On the way back to our car, we stopped at a hot dog vendor and ate at the sidewalk tables of a cafe that was closed for the holiday. Note the sunshine and Todd's shirtsleeves. It was so nice out, and the city was so quiet. There were some people out and about, but not many.
Then we headed to the actual Smithsonian American Art Museum and National Portrait Gallery, which are in the same mammoth building several blocks away. I didn't get a picture of it, but just picture your standard marble temple with steps and big columns and you've got it.
I adore looking at art, but this museum had lots of furniture sprinkled in with the art pieces--lovely, old, historic furniture to be sure--but kind of boring. However, they were running an exhibit of American propaganda posters from World War I, and how wonderful that was! The artwork on them was amazing, and the colors still glowed, after almost 100 years.
We also strolled quickly through the Presidents' portrait gallery, and that was terrific, too.
Todd is such a good sport about going to all these museums and looking at stuff. I'm so lucky that he enjoys it, too, because it's one of my favorite things to do, and so much more fun with him along.
By the time we came out of the American Art Museum around 2:30 or 3:00, the weather had drastically changed!
Look at that sky behind the Capitol. The temperature had dropped about 30 degrees, and the wind was howling. We drove to the Capitol because I never seem to make it down to that end of the Mall on any of my trips to DC.
Here are some of the windows along the front of the National Botanical Gardens, which sits right next-door to the Capitol building.
Indoors was a conservatory decorated gorgeously for Christmas:
We strolled up to the bottom of the Capitol steps, and turned to look out over the Mall:
As we'd driven toward the Capitol earlier, I'd noticed an Edward Hopper exhibit at the annexe of the National Gallery of Art. The annexe is just a modern smaller addition that's accessible to the Gallery by strolling across the street or crossing to it underground. They do special exhibits there, and the high ceilings are all decorated with fantastic Calder mobiles.
Well, I have always loved Edward Hopper, so that was our last stop before heading out to Woodbridge to find our hotel and some Thanksgiving dinner. And the exhibit was WONDERFUL. Again, no pictures allowed, but I'll never forget the beauty of those paintings--and they had dozens!--and the way the colors glowed. You can look at paintings in books, and that's nice, but there is no way, NO way, to reproduce the detail and the hues and the just pure glowing beauty of a painting viewed close up in real life. It makes my heart pound.
Some of the people I mentioned this exhibit to had never heard of Edward Hopper, so here are two of his best-known pieces, Chop Suey:
It was awesome, and I'll never forget seeing his gorgeous work up close.
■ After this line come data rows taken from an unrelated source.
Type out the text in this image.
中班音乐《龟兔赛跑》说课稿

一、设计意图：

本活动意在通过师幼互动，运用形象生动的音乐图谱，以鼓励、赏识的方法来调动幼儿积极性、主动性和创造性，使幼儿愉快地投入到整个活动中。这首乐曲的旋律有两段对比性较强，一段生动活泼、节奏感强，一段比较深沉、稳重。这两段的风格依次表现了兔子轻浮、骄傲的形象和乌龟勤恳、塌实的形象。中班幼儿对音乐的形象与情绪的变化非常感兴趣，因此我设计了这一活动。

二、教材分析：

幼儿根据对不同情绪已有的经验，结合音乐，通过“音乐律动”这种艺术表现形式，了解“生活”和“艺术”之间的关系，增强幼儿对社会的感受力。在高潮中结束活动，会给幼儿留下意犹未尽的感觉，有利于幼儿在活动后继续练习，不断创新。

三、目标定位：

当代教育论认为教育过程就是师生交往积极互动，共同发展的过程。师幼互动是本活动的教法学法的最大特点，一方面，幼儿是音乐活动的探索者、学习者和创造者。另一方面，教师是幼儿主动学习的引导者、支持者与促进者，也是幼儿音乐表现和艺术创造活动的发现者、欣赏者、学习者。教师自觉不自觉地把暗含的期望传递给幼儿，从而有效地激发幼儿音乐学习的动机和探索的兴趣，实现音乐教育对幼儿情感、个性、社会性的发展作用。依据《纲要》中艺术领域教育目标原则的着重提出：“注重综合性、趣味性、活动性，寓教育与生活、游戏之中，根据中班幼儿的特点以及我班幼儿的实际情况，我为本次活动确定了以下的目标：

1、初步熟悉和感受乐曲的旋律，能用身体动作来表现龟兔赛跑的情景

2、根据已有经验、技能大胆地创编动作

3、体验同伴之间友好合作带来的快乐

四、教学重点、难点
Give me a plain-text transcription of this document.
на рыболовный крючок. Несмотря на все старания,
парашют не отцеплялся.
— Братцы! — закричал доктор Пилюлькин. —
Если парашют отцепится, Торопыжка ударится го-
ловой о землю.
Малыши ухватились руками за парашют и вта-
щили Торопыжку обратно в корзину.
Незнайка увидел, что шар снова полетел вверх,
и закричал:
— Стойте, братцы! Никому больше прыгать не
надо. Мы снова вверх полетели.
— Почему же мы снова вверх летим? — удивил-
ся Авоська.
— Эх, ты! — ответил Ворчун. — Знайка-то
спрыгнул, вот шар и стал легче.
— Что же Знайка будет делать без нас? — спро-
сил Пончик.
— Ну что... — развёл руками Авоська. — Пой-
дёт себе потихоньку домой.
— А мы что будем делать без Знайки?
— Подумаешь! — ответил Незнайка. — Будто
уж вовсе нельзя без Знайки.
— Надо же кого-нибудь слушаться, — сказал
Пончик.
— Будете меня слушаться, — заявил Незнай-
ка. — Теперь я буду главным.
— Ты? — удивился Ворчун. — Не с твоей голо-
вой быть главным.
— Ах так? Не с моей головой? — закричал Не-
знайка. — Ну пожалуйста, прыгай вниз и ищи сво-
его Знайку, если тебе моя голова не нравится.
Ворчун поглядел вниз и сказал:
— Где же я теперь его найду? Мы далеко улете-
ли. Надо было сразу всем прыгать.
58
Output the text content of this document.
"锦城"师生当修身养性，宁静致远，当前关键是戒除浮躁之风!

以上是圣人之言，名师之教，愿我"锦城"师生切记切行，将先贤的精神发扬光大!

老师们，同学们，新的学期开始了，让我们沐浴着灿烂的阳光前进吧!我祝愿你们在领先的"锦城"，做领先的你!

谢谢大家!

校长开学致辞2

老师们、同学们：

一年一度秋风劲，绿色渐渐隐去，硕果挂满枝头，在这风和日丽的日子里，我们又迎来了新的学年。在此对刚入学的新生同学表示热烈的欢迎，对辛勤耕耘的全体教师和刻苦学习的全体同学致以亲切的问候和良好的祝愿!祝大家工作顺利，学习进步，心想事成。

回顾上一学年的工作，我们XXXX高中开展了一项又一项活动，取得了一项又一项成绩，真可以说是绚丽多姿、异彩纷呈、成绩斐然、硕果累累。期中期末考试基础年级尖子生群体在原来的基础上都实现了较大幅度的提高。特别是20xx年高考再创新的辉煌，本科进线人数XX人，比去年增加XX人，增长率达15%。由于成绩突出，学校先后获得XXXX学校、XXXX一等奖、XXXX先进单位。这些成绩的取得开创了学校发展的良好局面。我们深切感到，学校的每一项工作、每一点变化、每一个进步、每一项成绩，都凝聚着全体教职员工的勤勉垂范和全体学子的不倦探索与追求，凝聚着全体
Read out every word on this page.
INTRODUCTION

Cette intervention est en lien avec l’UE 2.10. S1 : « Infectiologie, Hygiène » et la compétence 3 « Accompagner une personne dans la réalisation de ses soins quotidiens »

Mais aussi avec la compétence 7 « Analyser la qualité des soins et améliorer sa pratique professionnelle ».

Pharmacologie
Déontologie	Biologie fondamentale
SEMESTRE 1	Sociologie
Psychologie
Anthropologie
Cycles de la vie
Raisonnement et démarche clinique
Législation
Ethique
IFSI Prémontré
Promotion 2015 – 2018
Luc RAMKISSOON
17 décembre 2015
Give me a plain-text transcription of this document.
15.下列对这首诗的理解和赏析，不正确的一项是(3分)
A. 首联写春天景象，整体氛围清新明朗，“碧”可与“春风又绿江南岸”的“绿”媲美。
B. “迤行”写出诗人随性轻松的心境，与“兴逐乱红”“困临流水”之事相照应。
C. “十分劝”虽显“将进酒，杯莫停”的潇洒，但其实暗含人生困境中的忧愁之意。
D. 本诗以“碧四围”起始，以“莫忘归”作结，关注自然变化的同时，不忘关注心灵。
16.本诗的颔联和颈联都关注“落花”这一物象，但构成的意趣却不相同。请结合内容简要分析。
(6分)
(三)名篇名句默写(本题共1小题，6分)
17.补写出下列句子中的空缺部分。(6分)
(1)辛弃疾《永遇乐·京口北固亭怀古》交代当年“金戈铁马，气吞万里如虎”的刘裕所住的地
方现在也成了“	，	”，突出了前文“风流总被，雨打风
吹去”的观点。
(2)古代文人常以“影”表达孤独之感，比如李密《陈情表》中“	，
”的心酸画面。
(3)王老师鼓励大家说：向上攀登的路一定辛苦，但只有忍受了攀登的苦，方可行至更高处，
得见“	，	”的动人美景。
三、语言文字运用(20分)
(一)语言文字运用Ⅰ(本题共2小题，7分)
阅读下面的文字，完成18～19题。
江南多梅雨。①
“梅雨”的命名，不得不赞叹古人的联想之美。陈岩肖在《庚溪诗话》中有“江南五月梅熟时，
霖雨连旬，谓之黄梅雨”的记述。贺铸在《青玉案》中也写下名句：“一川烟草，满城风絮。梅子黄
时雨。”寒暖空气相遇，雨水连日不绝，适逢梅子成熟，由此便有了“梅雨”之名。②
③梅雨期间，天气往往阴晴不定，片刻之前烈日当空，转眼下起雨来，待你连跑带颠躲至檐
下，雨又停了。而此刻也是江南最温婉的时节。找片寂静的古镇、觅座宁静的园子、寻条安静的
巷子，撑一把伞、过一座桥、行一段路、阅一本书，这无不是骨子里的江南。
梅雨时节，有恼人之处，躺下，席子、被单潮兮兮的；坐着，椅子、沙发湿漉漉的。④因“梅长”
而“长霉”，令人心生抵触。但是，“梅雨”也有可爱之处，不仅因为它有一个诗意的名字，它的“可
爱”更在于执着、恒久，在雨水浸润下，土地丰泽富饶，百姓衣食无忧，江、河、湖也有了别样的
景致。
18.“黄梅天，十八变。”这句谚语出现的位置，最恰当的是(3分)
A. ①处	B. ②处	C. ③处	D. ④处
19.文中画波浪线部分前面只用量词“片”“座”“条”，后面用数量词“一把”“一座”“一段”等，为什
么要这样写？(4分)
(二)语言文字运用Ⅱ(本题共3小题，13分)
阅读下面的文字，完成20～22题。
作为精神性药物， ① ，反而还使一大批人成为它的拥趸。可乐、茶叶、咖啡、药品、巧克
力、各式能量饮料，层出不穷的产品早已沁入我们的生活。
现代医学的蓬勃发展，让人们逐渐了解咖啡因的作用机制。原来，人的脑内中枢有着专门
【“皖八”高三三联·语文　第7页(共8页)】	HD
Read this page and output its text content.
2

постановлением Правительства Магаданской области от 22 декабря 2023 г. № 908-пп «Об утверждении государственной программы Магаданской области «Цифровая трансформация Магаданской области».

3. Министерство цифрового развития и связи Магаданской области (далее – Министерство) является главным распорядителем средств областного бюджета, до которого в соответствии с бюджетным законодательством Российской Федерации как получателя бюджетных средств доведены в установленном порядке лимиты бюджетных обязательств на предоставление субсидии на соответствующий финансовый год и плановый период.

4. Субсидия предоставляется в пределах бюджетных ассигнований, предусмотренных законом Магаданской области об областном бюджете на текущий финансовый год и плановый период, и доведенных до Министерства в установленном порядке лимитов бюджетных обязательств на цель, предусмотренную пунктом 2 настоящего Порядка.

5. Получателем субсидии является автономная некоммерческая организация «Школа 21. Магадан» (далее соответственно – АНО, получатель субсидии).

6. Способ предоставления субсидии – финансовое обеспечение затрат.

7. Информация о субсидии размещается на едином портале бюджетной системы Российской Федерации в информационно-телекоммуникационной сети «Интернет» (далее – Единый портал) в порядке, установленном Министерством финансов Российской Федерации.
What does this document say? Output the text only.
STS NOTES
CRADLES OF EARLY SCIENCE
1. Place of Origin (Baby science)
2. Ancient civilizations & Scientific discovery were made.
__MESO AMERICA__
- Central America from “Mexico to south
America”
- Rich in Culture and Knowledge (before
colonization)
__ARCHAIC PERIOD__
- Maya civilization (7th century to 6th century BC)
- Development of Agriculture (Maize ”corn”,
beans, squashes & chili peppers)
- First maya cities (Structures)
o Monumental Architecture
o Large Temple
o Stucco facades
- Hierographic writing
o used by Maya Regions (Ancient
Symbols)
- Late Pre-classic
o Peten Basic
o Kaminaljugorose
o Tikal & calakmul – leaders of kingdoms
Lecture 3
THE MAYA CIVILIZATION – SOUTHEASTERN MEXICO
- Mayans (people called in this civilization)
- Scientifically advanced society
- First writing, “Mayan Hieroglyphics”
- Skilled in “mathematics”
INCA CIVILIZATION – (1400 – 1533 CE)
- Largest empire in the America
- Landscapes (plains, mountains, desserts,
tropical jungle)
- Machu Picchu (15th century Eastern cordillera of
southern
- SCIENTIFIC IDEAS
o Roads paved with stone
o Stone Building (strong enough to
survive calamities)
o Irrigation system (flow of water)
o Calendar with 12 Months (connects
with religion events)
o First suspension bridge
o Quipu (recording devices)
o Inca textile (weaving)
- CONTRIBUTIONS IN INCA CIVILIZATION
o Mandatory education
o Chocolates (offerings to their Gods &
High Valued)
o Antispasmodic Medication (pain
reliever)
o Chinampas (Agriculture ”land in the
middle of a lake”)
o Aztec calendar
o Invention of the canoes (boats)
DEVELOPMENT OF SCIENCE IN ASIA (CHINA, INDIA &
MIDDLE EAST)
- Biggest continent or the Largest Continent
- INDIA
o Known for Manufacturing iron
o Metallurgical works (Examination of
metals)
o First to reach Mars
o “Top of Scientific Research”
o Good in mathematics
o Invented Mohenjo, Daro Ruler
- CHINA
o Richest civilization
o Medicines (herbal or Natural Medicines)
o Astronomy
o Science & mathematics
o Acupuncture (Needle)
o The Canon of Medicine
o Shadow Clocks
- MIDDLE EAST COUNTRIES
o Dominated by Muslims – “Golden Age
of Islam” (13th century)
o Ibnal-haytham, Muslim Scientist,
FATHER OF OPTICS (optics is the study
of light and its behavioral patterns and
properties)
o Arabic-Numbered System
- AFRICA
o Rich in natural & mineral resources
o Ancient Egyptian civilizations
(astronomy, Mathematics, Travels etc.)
More pictures later, but I want to add that I had this moment tonight, reading the CNN website about Obama's South Carolina primary win, where I looked at his picture and just marveled in a way that almost made me teary-eyed, that we have a black man and a white woman running for President--and each actually has a better-than-good shot at it. Not that I didn't know that before, but the realization came over me very strongly tonight. It's just so wonderful. High time, and wonderful.